Quantum states with long-lived coherence are essential for quantum computation, simulation and metrology. The nuclear spin states of ultracold molecules prepared in the singlet rovibrational ground state are an excellent candidate for encoding and storing quantum information. However, it is important to understand all sources of decoherence for these qubits, and then eliminate them, to reach the longest possible coherence times. Here we fully characterize the dominant mechanisms of decoherence for a storage qubit in an optically trapped ultracold gas of RbCs molecules using high-resolution Ramsey spectroscopy.
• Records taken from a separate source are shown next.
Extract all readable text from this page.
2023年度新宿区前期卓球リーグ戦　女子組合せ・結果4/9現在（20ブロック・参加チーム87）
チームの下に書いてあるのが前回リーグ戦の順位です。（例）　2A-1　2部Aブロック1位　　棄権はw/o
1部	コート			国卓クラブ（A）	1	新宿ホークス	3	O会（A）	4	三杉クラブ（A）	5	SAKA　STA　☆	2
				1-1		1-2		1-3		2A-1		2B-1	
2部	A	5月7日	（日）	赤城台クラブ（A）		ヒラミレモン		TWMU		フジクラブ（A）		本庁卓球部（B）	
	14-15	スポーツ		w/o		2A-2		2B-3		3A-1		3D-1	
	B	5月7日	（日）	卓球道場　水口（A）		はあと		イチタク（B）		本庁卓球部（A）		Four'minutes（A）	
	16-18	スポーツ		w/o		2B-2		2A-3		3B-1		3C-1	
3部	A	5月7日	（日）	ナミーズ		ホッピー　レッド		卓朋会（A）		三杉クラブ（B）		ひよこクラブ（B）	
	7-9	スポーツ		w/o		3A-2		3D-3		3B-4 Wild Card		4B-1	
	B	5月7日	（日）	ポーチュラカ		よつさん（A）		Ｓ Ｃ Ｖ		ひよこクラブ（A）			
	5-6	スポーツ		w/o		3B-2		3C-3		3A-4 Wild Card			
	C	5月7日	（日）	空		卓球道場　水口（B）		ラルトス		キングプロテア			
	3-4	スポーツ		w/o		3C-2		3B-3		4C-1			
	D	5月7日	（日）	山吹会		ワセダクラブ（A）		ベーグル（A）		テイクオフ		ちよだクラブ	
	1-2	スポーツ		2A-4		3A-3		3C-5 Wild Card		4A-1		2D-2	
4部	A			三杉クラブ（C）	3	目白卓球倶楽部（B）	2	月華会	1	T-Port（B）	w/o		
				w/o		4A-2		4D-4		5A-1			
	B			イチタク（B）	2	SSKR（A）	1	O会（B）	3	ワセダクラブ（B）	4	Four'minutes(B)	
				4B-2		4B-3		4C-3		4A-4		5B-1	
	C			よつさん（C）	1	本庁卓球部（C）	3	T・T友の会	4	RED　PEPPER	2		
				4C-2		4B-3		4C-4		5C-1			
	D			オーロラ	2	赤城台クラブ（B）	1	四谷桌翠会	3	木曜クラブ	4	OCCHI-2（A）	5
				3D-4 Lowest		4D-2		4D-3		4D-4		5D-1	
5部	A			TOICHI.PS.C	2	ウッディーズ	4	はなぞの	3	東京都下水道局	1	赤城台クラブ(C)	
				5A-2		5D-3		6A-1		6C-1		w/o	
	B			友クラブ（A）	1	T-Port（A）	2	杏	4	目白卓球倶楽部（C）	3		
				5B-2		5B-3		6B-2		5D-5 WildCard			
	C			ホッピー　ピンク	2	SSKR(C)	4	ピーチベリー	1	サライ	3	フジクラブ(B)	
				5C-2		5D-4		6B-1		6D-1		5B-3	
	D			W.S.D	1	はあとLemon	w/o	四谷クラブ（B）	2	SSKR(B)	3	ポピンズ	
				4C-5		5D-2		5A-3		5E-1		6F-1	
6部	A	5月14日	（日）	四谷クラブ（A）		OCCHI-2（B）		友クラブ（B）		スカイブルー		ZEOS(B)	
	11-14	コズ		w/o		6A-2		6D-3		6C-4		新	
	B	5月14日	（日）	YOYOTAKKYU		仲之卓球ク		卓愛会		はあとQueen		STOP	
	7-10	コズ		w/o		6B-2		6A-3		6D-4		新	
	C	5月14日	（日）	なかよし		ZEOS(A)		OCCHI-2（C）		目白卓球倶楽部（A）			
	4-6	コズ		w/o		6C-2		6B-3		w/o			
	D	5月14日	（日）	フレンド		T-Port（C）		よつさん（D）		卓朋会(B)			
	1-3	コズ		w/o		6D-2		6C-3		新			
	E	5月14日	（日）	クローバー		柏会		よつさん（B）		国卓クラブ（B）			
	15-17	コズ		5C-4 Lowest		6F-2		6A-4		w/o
Guided by a detailed understanding of the hyperfine structure of the molecule, we tune the magnetic field to where a pair of hyperfine states have the same magnetic moment. These states form a qubit, which is insensitive to variations in magnetic field. Our experiments reveal a subtle differential tensor light shift between the states, caused by weak mixing of rotational states. We demonstrate how this light shift can be eliminated by setting the angle between the linearly polarized trap light and the applied magnetic field to a magic angle of \(\arccos (1/\sqrt{3})\approx 5{5}^{\circ }\). This leads to a coherence time exceeding 5.6 s at the 95% confidence level.